Pour rester dans les clous, il divise ses honoraires en vraies fausses factures que nous avons pu consulter. Que ce soit un passage devant le JAP, le juge d’application des peines, l’examen d’une procédure correctionnelle, ou une audience en détention, elles valent toutes 1 000 euros. Ces prestations sont selon lui fictives : elles ne correspondent pas au bon dossier, ou elles n’ont jamais existé.

Des pratiques pour lesquelles il risque une amende, voire des poursuites pénales. " En fait, on commet des infractions fiscales, et c’est le seul moyen pour nous de travailler. C’est très désagréable de vivre ainsi ", nous confie-t-il, pointant l’absurdité de cette réglementation.

De l’argent repris au trafic ?

La méthode serait répandue, à en croire plusieurs avocats interrogés. Pas question pour autant de limiter l’encaissement des espèces, pour les avocats pénalistes. L’un de leurs porte-parole, Me Romain Boulet, assure même que cet argent sale, quand il est déclaré, a un intérêt pour le budget de l’État.

"Je ne suis pas naïf. Je me doute bien que si l’argent des infractions, ça sert à se payer des beaux vêtements, des belles voitures, et des belles vacances, ça peut aussi servir à se payer un avocat. Mais dans ce cadre-là, l’avocat qui est payé avec cet argent va payer des impôts dessus, et il va ainsi permettre l’ouverture d’écoles, l’entretien des maisons d’arrêt, de payer les magistrats". Pour lui, cet argent illicite est ainsi réinjecté dans le circuit légal, comme le font déjà certains services de l’État dont l’Agrasc.

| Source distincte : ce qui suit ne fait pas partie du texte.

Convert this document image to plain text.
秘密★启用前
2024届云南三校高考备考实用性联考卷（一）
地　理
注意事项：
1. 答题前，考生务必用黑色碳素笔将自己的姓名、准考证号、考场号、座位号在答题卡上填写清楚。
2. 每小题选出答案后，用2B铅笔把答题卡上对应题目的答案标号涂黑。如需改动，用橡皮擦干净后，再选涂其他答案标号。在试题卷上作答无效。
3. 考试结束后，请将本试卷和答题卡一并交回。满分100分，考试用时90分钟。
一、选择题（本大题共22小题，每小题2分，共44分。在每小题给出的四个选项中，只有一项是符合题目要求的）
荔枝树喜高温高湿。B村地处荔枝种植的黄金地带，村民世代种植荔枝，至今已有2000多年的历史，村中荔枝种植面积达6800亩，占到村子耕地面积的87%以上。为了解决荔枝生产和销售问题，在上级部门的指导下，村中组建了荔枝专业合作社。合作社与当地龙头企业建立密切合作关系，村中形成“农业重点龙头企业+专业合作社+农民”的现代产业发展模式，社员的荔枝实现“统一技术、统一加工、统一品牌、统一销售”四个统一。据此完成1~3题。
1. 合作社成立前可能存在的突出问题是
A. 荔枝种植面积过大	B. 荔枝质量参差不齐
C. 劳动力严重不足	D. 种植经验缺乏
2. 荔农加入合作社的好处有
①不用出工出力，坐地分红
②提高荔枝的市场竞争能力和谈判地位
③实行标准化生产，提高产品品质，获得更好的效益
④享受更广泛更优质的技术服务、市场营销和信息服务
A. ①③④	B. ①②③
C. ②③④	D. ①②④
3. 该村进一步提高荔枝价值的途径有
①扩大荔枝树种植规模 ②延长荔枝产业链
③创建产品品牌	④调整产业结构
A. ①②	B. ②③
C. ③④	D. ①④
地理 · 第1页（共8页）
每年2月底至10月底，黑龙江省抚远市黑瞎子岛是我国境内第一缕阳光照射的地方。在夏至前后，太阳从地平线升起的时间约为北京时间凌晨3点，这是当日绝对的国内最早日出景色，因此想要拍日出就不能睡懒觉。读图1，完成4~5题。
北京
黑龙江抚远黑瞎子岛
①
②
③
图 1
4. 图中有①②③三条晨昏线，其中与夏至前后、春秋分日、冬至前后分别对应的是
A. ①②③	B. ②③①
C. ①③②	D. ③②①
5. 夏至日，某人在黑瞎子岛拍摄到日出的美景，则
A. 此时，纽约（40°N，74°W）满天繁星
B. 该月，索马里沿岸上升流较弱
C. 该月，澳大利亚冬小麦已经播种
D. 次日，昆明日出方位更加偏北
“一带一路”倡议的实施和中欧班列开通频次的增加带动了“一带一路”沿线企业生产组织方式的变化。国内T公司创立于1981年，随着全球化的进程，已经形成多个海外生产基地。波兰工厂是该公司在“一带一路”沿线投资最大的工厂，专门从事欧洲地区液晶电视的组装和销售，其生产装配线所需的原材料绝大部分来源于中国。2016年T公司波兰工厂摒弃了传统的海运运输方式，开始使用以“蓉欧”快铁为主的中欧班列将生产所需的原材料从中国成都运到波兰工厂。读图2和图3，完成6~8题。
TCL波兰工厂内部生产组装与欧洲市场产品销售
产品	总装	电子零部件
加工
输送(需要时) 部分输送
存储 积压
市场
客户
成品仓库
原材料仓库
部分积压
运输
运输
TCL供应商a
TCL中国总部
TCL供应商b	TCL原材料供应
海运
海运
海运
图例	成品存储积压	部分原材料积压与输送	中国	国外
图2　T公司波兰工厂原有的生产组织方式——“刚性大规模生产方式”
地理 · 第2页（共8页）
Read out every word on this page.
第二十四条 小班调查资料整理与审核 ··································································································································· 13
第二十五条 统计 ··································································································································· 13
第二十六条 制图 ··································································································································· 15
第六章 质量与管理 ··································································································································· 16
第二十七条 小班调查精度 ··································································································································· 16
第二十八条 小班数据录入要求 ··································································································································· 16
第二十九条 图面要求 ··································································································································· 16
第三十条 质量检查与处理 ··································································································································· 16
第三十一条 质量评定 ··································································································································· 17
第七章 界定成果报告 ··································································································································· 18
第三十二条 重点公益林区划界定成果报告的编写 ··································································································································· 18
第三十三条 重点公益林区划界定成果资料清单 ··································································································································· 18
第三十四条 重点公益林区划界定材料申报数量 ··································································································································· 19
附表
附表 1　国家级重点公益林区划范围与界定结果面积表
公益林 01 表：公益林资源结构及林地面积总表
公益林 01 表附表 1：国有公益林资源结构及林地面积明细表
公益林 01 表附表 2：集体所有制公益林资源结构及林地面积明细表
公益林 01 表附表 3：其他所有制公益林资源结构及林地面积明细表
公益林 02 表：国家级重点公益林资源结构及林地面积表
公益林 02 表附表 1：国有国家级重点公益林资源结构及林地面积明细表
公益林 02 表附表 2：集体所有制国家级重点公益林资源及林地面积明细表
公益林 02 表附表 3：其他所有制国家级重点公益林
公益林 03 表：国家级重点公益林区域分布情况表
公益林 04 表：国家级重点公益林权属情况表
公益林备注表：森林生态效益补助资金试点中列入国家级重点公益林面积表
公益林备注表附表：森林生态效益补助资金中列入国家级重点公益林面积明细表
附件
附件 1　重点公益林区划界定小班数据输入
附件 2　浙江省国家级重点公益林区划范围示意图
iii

Rien n’interdit au fisc ou à la police de se pencher sur l’origine des revenus des avocats. En 10 ans, à Paris, une vingtaine de robes noires ont été perquisitionnées, selon une source proche du Barreau. Mais dans la plupart des cas, ils ont opposé le secret professionnel pour ne pas donner leurs notes d’honoraires, et ils l’ont emporté.